Liebe Leserinnen und Leser,

folgende Rede eines so distinguierten wie zu allem entschlossenen atmosphärischen Phänomens möchte ich Ihnen nicht vorenthalten:

„Gestatten Sie, dass ich mich vorstelle. Ich bin zwar keine natürliche Person, verfüge aber über große Macht und enormen Reichtum, die in den letzten Jahrzehnten unaufhaltsam gewachsen sind. So konnte ich bereits allerhand aus- und anrichten. Schön, Sie zu treffen – hoffentlich erraten Sie meinen Namen. Aber Sie rätseln wohl noch, welches Spiel ich spiele.

Dieses Jahr bin ich, das darf ich voller Stolz sagen, über mich hinausgewachsen. So schuf ich ideale Bedingungen für Waldbrände. Allüberall bis in die Tannenspitzen ist es knochentrocken, und bis Mitte August hatten die Flammen allein in der EU bereits 660.000 Hektar Wald verzehrt, eine Fläche zweimal so groß wie Luxemburg. Und das Jahr ist ja noch nicht zu Ende. Alle Register habe ich gezogen, Regen zurückgehalten oder umgeleitet, so dass fruchtbare Böden sich in Staub verwandelt haben und die Ernten entweder miserabel oder gleich ganz ausfallen.
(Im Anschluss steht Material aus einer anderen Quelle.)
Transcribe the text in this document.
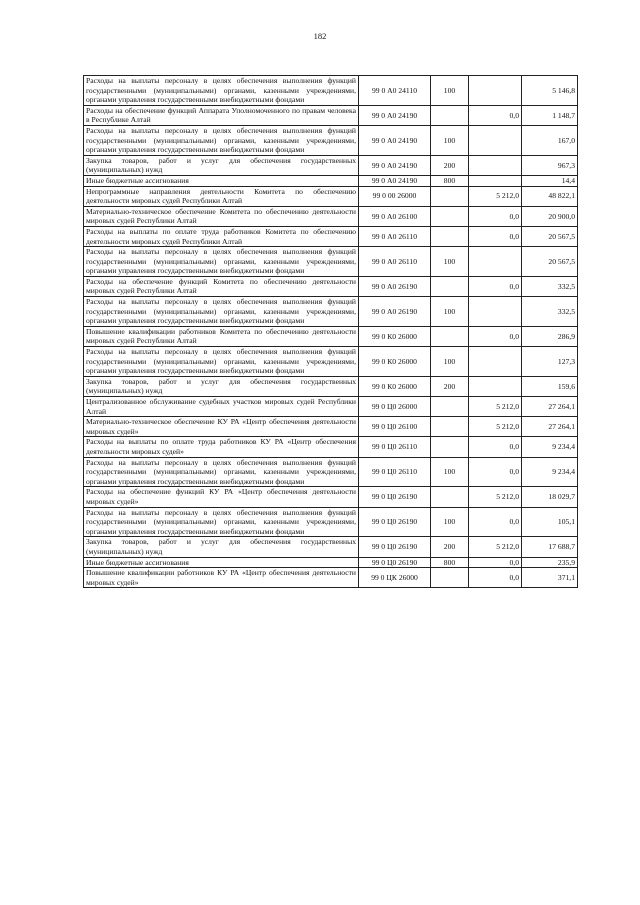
182
Расходы на выплаты персоналу в целях обеспечения выполнения функций государственными (муниципальными) органами, казенными учреждениями, органами управления государственными внебюджетными фондами	99 0 А0 24110	100		5 146,8
Расходы на обеспечение функций Аппарата Уполномоченного по правам человека в Республике Алтай	99 0 А0 24190		0,0	1 148,7
Расходы на выплаты персоналу в целях обеспечения выполнения функций государственными (муниципальными) органами, казенными учреждениями, органами управления государственными внебюджетными фондами	99 0 А0 24190	100		167,0
Закупка товаров, работ и услуг для обеспечения государственных (муниципальных) нужд	99 0 А0 24190	200		967,3
Иные бюджетные ассигнования	99 0 А0 24190	800		14,4
Непрограммные направления деятельности Комитета по обеспечению деятельности мировых судей Республики Алтай	99 0 00 26000		5 212,0	48 822,1
Материально-техническое обеспечение Комитета по обеспечению деятельности мировых судей Республики Алтай	99 0 А0 26100		0,0	20 900,0
Расходы на выплаты по оплате труда работников Комитета по обеспечению деятельности мировых судей Республики Алтай	99 0 А0 26110		0,0	20 567,5
Расходы на выплаты персоналу в целях обеспечения выполнения функций государственными (муниципальными) органами, казенными учреждениями, органами управления государственными внебюджетными фондами	99 0 А0 26110	100		20 567,5
Расходы на обеспечение функций Комитета по обеспечению деятельности мировых судей Республики Алтай	99 0 А0 26190		0,0	332,5
Расходы на выплаты персоналу в целях обеспечения выполнения функций государственными (муниципальными) органами, казенными учреждениями, органами управления государственными внебюджетными фондами	99 0 А0 26190	100		332,5
Повышение квалификации работников Комитета по обеспечению деятельности мировых судей Республики Алтай	99 0 К0 26000		0,0	286,9
Расходы на выплаты персоналу в целях обеспечения выполнения функций государственными (муниципальными) органами, казенными учреждениями, органами управления государственными внебюджетными фондами	99 0 К0 26000	100		127,3
Закупка товаров, работ и услуг для обеспечения государственных (муниципальных) нужд	99 0 К0 26000	200		159,6
Централизованное обслуживание судебных участков мировых судей Республики Алтай	99 0 Ц0 26000		5 212,0	27 264,1
Материально-техническое обеспечение КУ РА «Центр обеспечения деятельности мировых судей»	99 0 Ц0 26100		5 212,0	27 264,1
Расходы на выплаты по оплате труда работников КУ РА «Центр обеспечения деятельности мировых судей»	99 0 Ц0 26110		0,0	9 234,4
Расходы на выплаты персоналу в целях обеспечения выполнения функций государственными (муниципальными) органами, казенными учреждениями, органами управления государственными внебюджетными фондами	99 0 Ц0 26110	100	0,0	9 234,4
Расходы на обеспечение функций КУ РА «Центр обеспечения деятельности мировых судей»	99 0 Ц0 26190		5 212,0	18 029,7
Расходы на выплаты персоналу в целях обеспечения выполнения функций государственными (муниципальными) органами, казенными учреждениями, органами управления государственными внебюджетными фондами	99 0 Ц0 26190	100	0,0	105,1
Закупка товаров, работ и услуг для обеспечения государственных (муниципальных) нужд	99 0 Ц0 26190	200	5 212,0	17 688,7
Иные бюджетные ассигнования	99 0 Ц0 26190	800	0,0	235,9
Повышение квалификации работников КУ РА «Центр обеспечения деятельности мировых судей»	99 0 ЦК 26000		0,0	371,1
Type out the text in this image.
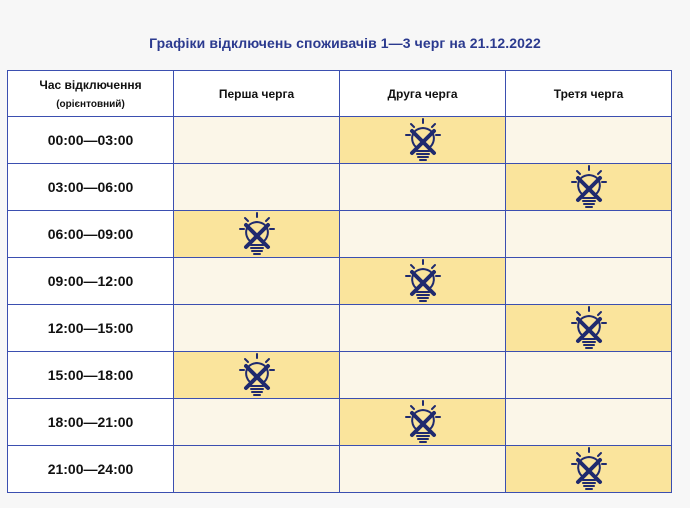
Графіки відключень споживачів 1—3 черг на 21.12.2022
Час відключення
(орієнтовний)	Перша черга	Друга черга	Третя черга
00:00—03:00			
03:00—06:00			
06:00—09:00			
09:00—12:00			
12:00—15:00			
15:00—18:00			
18:00—21:00			
21:00—24:00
Die Pegel von Flüssen und Seen habe ich sinken lassen, sodass der Po, Italiens größter Fluss, zum Rinnsal wurde, die Binnenschiffe auf dem Rhein nur noch leicht beladen fahren konnten und in Frankreich Atommeiler heruntergefahren werden mussten, weil kein Kühlwasser mehr da war. Beim Fischsterben in der Oder hatte ich die Hand im Spiel. Bis in die Ozeane dringe ich vor, und überall jagte ich die Temperaturen in ungeahnte Höhen: in Indien und Pakistan, in Südeuropa und Australien, in China und den USA, sogar in Großbritannien wurden erstmals über 40 Grad gemessen, und die Niederlande haben ausnahmsweise mal zu wenig Wasser.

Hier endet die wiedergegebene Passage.